An example of a parable and how it is to be interpreted is the "weeds in the fields" found in Matthew 13. Jesus spoke to His disciples and a crowd about how "the kingdom of heaven may be compared to a man who sowed good seed in his field; but while men were sleeping, his enemy came and sowed weeds among the wheat" (Matthew 13:24-29 RSV). Jesus' disciples did not understand this parable, and after the crowds left they asked Jesus to explain it. He then placed the meaning alongside the familiar term used. "He who sows the good seed is the Son of man; the field is the world, and the good seed means the sons of the kingdom; the weeds are the sons of the evil one, and the enemy who sowed them is the devil; the harvest is the close of the age, and the reapers are angels." What is the main point of this parable? Jesus explained, "The Son of man will send his angels, and they will gather out of his kingdom all causes of sin and all evildoers, and throw them into the furnace of fire; there men will weep and gnash their teeth. Then the righteous will shine like the sun in the kingdom of the Father. He who has ears, let him hear" (Matt. 13:36-42). This parable's familiar picture of sowing and the harvest makes the judgment clearer.

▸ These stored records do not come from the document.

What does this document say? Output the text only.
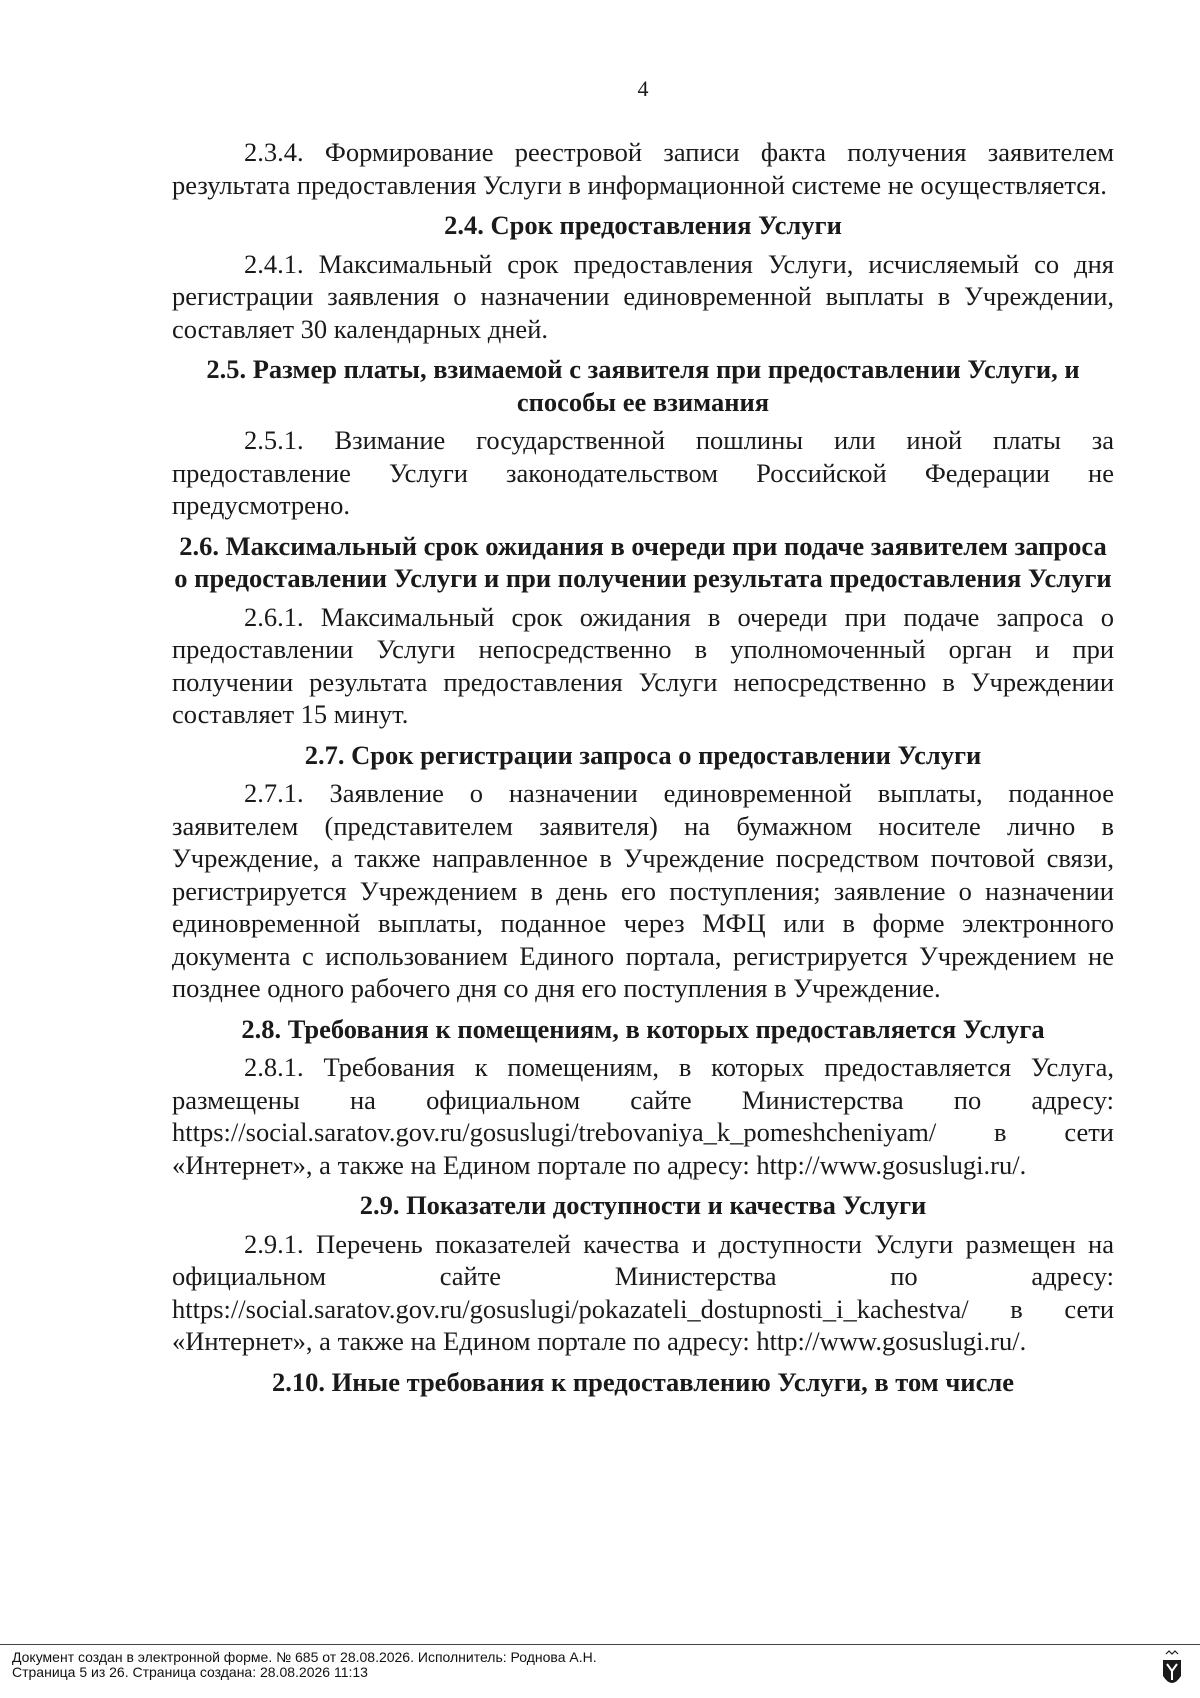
4

2.3.4. Формирование реестровой записи факта получения заявителем результата предоставления Услуги в информационной системе не осуществляется.

2.4. Срок предоставления Услуги

2.4.1. Максимальный срок предоставления Услуги, исчисляемый со дня регистрации заявления о назначении единовременной выплаты в Учреждении, составляет 30 календарных дней.

2.5. Размер платы, взимаемой с заявителя при предоставлении Услуги, и способы ее взимания

2.5.1. Взимание государственной пошлины или иной платы за предоставление Услуги законодательством Российской Федерации не предусмотрено.

2.6. Максимальный срок ожидания в очереди при подаче заявителем запроса о предоставлении Услуги и при получении результата предоставления Услуги

2.6.1. Максимальный срок ожидания в очереди при подаче запроса о предоставлении Услуги непосредственно в уполномоченный орган и при получении результата предоставления Услуги непосредственно в Учреждении составляет 15 минут.

2.7. Срок регистрации запроса о предоставлении Услуги

2.7.1. Заявление о назначении единовременной выплаты, поданное заявителем (представителем заявителя) на бумажном носителе лично в Учреждение, а также направленное в Учреждение посредством почтовой связи, регистрируется Учреждением в день его поступления; заявление о назначении единовременной выплаты, поданное через МФЦ или в форме электронного документа с использованием Единого портала, регистрируется Учреждением не позднее одного рабочего дня со дня его поступления в Учреждение.

2.8. Требования к помещениям, в которых предоставляется Услуга

2.8.1. Требования к помещениям, в которых предоставляется Услуга, размещены на официальном сайте Министерства по адресу: https://social.saratov.gov.ru/gosuslugi/trebovaniya_k_pomeshcheniyam/ в сети «Интернет», а также на Едином портале по адресу: http://www.gosuslugi.ru/.

2.9. Показатели доступности и качества Услуги

2.9.1. Перечень показателей качества и доступности Услуги размещен на официальном сайте Министерства по адресу: https://social.saratov.gov.ru/gosuslugi/pokazateli_dostupnosti_i_kachestva/ в сети «Интернет», а также на Едином портале по адресу: http://www.gosuslugi.ru/.

2.10. Иные требования к предоставлению Услуги, в том числе
Документ создан в электронной форме. № 685 от 28.08.2026. Исполнитель: Роднова А.Н.
Страница 5 из 26. Страница создана: 28.08.2026 11:13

An example of how figurative prophetic terms are defined is found in Revelation 1. John writes about lampstands, a son of man, seven stars, etc., in Revelation 1:12-16. In the next paragraph he defines these figurative terms. The one he saw in the preceding paragraph, "a son of man" (v. 15), spoke to John and said, "I am the first and the last, and the living one; I died, and behold I am alive for evermore, and I have the keys of Death and Hades." This clearly is Jesus Christ. He explained to John that the "seven stars are the angels of the seven churches and the lampstands are the seven churches." So all the figurative terms of the preceding paragraph are defined, and when the reader finds these terms later in the book, he will know their meaning.

6. SCRIPTURE MAY HELP TO INTERPRET SCRIPTURE. Since God has given us His word in Scripture, each part must be understood in the light of the whole. Thus, if a passage is hard to understand, it should be compared with other passages on the subject and to the message of the Scripture as a whole. When this is done, the plain passages will help to interpret the difficult ones. The passages should harmonize¾and will¾unless passages are compared that do not address the same subject or unless the Scripture leaves a mystery that will only become clear at a later date.

7. THE TWO MAJOR DIVISIONS of Scripture, the Old and New Testaments, should be observed. Since this is such a major point, it will be discussed in the next section.

Before we go on, let us make a couple other points. The reader should not control interpretation by accepting what he wants to hear and rejecting what he doesn't. If this is done, the reader will not understand the Word, and the Bible will say different things to different people. This interpolation can become even more difficult if the Scriptures are all negative; there is a general reluctance in man to listen to negative expressions. The reader must be careful not to screen these out.